With pure, unadulterated panic setting in across Red Sox Nation after a weekend of blown saves, by securing last night's win in Toronto Alfredo Aceves took a major step towards proving that he can indeed be the closer for the Boston Red Sox.
Admittedly, the early returns were not good. Aceves went into last night’s matchup with the Toronto Blue Jays sporting an ERA and WHIP of “INF.” He had faced five batters, and all five had reached base. After throwing only 14 pitches in this young season, Aceves had somehow managed to completely erase any memory of his incredible performance in 2011.
Everyone seemed to forget that in his previous four MLB seasons, Aceves had only recorded four saves. While he undoubtedly has the mental makeup to be a closer, he lacks experience in tense late-game situations. As with any inexperienced player, there are going to be bumps along the way.
The notion, then, that Daniel Bard should immediately become the closer is completely preposterous. For one, the team has made a commitment through the offseason and spring training to see if he can be a starter. As General Manager Ben Cherington pointed out to Gordon Edes last week, it is far more valuable for a team to develop its own starting pitching than it is a closer.
Likewise, Bard hasn’t even proven that he would be a good closer. After Aceves’ save in Toronto last night, he and Bard now have the same exact number of career saves (five). With the same experience as Aceves, it’s highly likely Bard would have just as steep a learning curve.
Several writers and commentators have pointed to the similarities between Bard this year and Jonathan Papelbon in 2007. While it’s true they were both relievers being stretched out as starters in spring training, that is where the similarities end.

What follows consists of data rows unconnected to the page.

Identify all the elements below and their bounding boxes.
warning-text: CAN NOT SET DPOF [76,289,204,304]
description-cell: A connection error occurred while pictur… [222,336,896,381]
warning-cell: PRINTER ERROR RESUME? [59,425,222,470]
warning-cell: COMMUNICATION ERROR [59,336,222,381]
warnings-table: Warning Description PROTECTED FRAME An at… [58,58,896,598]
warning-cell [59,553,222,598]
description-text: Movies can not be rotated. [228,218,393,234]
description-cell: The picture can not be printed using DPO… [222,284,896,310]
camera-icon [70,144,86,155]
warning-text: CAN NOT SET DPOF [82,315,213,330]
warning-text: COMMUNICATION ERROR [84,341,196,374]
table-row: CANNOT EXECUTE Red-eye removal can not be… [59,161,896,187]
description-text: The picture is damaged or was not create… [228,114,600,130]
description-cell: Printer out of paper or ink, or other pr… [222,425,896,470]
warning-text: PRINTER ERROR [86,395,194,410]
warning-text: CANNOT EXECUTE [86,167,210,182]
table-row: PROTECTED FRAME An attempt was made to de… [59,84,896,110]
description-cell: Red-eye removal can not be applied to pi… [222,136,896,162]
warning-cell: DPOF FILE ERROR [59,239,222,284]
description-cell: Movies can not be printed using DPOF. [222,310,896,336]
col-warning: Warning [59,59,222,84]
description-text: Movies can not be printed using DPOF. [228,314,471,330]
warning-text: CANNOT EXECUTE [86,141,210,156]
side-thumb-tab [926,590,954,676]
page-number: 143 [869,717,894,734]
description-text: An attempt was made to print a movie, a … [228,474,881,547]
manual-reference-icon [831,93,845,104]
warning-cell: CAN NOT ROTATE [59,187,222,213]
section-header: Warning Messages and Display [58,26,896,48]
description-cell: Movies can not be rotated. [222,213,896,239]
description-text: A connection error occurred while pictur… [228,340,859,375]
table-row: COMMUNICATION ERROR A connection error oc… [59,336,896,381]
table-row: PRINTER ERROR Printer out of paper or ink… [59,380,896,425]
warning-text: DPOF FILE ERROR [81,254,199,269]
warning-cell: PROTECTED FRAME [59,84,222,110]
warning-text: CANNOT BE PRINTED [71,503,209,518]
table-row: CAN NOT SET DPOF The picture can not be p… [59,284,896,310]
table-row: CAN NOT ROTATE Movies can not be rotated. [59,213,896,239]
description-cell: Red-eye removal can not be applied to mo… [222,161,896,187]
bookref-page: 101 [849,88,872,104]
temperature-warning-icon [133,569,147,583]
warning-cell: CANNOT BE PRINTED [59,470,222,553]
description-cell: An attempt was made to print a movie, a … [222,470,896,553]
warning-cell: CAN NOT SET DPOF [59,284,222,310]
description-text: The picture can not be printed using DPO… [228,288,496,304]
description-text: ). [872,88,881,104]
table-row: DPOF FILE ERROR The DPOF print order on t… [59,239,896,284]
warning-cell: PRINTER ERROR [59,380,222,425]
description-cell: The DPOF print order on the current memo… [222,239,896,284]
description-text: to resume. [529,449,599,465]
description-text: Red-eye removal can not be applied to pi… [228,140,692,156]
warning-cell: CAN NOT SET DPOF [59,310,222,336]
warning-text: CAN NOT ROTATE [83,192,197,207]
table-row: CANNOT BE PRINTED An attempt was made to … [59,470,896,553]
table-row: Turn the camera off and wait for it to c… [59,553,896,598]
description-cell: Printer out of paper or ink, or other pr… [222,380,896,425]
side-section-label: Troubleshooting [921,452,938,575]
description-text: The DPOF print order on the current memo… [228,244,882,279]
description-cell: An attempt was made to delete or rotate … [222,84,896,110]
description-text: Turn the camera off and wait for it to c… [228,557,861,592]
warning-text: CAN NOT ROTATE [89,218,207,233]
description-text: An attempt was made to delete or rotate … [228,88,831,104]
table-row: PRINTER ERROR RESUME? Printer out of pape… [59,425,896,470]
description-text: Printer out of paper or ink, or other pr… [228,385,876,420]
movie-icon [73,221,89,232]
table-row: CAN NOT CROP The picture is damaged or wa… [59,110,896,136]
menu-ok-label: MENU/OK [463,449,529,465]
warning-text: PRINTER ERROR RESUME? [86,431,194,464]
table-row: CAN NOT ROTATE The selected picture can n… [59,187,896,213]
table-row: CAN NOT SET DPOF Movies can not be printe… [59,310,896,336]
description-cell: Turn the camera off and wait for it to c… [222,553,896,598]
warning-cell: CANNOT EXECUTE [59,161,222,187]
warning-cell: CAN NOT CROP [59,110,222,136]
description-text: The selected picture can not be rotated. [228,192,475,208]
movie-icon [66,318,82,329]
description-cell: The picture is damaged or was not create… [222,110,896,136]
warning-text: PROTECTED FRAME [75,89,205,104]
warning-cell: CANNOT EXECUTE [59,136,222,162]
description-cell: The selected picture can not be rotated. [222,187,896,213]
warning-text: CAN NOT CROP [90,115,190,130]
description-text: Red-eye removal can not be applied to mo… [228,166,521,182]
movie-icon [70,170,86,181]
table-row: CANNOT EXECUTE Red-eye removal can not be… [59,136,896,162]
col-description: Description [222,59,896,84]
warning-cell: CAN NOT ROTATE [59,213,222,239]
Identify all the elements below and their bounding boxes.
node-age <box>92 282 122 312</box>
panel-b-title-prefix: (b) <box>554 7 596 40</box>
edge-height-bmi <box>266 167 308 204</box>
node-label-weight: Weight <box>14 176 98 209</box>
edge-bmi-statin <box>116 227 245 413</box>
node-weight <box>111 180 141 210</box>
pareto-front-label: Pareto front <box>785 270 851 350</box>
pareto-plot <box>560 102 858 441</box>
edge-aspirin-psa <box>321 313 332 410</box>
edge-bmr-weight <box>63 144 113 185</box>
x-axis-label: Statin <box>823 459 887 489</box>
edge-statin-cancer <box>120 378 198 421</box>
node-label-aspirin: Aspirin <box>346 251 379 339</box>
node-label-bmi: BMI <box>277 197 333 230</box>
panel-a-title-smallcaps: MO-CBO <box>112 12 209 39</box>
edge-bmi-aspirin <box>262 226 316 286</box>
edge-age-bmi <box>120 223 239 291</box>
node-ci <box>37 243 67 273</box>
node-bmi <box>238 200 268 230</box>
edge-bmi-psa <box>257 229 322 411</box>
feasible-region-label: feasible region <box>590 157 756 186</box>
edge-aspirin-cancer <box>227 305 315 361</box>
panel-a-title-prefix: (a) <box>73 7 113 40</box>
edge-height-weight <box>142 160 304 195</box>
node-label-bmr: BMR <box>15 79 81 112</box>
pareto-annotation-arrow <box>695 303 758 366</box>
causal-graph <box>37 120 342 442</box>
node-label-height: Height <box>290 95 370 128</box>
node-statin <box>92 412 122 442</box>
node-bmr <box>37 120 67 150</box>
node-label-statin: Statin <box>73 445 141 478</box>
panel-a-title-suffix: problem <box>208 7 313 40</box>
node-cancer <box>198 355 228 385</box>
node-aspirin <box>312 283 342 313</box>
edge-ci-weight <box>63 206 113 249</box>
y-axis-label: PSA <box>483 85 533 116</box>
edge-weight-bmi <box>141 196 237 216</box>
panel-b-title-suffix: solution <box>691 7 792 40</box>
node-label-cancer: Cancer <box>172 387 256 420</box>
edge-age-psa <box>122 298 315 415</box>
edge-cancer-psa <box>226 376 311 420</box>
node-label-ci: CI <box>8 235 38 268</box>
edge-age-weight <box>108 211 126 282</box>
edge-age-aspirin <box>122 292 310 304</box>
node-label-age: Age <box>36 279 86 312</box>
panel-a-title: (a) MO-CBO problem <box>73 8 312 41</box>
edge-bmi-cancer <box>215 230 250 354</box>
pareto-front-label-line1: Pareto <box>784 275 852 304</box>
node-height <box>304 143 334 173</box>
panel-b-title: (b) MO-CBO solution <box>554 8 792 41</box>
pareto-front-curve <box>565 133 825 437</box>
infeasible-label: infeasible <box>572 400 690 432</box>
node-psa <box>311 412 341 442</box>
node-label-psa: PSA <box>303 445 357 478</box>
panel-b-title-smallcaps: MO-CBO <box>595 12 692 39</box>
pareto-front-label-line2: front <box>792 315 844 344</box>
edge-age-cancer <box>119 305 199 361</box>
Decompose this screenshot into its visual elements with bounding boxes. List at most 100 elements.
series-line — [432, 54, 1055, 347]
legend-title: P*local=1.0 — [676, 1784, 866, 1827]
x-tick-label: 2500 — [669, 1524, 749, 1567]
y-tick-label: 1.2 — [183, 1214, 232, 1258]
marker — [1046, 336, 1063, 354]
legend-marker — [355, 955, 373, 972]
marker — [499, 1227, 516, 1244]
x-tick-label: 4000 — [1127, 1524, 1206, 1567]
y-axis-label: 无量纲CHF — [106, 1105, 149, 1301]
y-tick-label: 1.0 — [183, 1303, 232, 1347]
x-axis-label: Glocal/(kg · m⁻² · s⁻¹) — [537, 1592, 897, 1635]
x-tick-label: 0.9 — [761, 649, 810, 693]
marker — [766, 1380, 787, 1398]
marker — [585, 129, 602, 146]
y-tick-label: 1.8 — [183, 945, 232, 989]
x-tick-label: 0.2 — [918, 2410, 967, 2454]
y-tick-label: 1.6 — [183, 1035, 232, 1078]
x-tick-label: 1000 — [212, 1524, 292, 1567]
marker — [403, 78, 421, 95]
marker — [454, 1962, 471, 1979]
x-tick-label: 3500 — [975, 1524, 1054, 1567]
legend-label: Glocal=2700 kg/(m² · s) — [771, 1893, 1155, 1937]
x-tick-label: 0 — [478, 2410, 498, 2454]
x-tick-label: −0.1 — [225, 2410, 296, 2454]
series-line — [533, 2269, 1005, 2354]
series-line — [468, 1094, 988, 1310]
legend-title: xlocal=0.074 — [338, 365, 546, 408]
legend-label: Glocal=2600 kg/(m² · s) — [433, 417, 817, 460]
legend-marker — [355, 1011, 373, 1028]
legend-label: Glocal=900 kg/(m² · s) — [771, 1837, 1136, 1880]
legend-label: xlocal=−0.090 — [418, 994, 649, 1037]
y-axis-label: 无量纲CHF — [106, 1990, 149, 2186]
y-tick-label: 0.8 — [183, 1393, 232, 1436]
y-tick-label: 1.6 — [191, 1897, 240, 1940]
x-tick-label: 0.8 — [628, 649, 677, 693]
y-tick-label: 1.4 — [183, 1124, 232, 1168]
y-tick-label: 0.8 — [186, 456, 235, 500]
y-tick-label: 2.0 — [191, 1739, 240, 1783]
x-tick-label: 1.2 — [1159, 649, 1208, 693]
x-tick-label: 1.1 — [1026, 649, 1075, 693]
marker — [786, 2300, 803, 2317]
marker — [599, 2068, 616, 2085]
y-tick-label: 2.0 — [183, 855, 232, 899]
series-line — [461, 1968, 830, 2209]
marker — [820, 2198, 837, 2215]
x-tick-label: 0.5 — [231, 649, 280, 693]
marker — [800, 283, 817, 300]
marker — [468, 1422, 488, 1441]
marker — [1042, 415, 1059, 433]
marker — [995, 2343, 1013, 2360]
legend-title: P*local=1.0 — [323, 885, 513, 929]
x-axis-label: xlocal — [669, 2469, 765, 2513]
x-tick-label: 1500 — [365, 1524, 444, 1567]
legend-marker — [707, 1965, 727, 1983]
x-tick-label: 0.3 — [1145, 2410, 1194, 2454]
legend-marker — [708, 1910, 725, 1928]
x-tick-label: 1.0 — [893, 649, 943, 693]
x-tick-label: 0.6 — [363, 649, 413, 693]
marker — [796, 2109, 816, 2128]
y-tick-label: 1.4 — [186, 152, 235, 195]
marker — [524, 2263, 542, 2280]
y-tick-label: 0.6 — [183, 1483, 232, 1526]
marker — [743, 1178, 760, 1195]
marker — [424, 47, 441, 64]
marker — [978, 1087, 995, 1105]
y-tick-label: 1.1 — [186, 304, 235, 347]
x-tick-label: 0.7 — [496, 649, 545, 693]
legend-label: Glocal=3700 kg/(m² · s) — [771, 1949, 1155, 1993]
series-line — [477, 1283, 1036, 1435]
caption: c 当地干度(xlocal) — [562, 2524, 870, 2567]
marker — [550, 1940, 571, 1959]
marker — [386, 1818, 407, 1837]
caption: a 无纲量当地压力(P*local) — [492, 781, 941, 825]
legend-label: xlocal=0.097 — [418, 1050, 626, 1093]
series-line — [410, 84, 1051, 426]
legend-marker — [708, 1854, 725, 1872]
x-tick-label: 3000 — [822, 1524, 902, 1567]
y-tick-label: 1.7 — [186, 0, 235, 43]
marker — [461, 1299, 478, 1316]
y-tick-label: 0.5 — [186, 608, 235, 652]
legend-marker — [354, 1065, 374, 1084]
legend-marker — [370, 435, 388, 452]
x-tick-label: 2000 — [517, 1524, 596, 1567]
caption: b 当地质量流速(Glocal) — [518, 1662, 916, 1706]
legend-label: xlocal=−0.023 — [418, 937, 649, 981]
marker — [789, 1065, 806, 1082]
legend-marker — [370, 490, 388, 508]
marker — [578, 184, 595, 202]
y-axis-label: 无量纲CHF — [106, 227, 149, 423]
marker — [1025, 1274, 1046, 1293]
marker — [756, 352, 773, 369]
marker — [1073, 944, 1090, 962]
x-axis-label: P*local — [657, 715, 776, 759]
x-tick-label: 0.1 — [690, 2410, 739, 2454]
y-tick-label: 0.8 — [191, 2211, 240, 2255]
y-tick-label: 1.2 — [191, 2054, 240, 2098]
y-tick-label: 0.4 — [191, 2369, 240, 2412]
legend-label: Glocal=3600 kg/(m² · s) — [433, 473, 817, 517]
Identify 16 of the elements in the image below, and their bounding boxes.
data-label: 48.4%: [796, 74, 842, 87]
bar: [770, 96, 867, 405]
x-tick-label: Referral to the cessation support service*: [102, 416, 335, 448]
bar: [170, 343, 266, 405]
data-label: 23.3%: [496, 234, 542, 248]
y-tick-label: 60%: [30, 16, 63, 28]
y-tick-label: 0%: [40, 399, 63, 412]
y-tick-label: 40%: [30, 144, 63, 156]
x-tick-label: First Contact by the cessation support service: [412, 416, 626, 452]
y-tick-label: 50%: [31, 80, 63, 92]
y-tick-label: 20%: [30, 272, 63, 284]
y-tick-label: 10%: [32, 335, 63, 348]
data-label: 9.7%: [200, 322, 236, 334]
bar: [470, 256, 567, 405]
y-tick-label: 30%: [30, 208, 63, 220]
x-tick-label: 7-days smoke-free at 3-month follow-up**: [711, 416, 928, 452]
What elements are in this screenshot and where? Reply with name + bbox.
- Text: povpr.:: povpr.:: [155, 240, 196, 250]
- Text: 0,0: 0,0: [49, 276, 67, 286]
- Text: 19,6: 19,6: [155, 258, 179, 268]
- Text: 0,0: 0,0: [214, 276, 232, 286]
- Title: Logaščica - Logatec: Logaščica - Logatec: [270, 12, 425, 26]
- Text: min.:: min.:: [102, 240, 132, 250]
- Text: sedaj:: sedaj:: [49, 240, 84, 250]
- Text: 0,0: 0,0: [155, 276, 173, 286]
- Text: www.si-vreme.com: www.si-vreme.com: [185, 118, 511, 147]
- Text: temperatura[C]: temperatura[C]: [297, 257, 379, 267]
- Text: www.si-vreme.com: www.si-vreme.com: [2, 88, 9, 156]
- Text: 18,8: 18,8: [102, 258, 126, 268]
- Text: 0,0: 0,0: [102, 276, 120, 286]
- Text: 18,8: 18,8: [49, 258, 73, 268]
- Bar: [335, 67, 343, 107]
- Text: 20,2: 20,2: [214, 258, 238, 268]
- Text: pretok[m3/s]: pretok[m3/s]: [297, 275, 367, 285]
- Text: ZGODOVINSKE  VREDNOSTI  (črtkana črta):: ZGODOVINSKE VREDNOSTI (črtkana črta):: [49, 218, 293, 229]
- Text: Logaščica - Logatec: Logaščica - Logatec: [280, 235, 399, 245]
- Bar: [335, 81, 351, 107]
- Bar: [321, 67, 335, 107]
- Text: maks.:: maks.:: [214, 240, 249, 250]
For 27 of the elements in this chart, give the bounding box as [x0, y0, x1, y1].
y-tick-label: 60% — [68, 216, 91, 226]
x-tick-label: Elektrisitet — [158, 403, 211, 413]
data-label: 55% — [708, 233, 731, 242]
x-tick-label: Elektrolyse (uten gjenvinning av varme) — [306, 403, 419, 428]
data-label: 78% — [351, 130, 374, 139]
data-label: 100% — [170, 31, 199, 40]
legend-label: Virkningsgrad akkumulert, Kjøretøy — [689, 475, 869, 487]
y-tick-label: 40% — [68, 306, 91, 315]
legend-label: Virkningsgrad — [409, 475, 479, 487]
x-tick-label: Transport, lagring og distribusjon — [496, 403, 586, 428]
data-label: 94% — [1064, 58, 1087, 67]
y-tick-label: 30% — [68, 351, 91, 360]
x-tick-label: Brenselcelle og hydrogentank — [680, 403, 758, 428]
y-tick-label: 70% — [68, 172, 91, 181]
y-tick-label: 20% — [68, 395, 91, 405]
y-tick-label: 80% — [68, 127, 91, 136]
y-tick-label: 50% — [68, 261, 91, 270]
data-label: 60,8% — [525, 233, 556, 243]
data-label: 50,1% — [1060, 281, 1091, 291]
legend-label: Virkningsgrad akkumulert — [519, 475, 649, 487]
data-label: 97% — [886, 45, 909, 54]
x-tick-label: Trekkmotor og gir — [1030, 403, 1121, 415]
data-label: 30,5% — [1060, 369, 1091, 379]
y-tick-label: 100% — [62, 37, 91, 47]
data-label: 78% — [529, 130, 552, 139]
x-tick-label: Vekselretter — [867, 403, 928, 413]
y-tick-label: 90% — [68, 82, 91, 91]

Papelbon had already experienced great success as a closer the year before (35 saves, 0.92 ERA in 2006), but after he was injured at the end of the season the team felt starting might help preserve his shoulder. Bard, on the other hand, was moved to the rotation because of his prior experience as a starter and the team’s belief that he could immediately be an asset in their big-league rotation.
This, ultimately, brings us back to Aceves. While it was partly a move of necessity, the Sox have openly acknowledged that Aceves has been in contention for the closer’s role long before the injury to Andrew Bailey. In fact, Cherington himself noted to Edes that Aceves was among the long-term options the team considered at closer before they settled on trading for Bailey.
When he tabbed Aceves to replace Bailey last week, manager Bobby Valentine told Peter Abraham, “He loves competition. I think he’s one of the better competitors that I’ve seen.” That ability to go out and battle every single game is what made Aceves so effective last season. He has shown the ability to pitch multiple nights in a row, and does not shy away from hitters.
While sometimes this fearlessness may come back to bite him (as we saw when he challenged Miguel Cabrera with an inside fastball on Sunday), the same could be said of any closer. The truly elite stoppers take the mound with a level of confidence that makes them believe they can blow away any hitter at any time. If they don’t have that confidence, that’s when they get hit.
Aceves wears No. 91 because he grew up idolizing Dennis Rodman. It’s true, you can look it up. While this may seem like just a humorous quirk, in reality it speaks to the new Sox closer’s lack of fear on the field.
Like Rodman, he utilizes every advantage he can find to both physically and psychologically dominate opponents. He backs down from nobody.
To quiet the chatter about his job security Aceves will need to get results on the mound, and quickly. However, after his performance last night and in all of 2011, there is little doubt that he has the mental and physical makeup to succeed in his new role.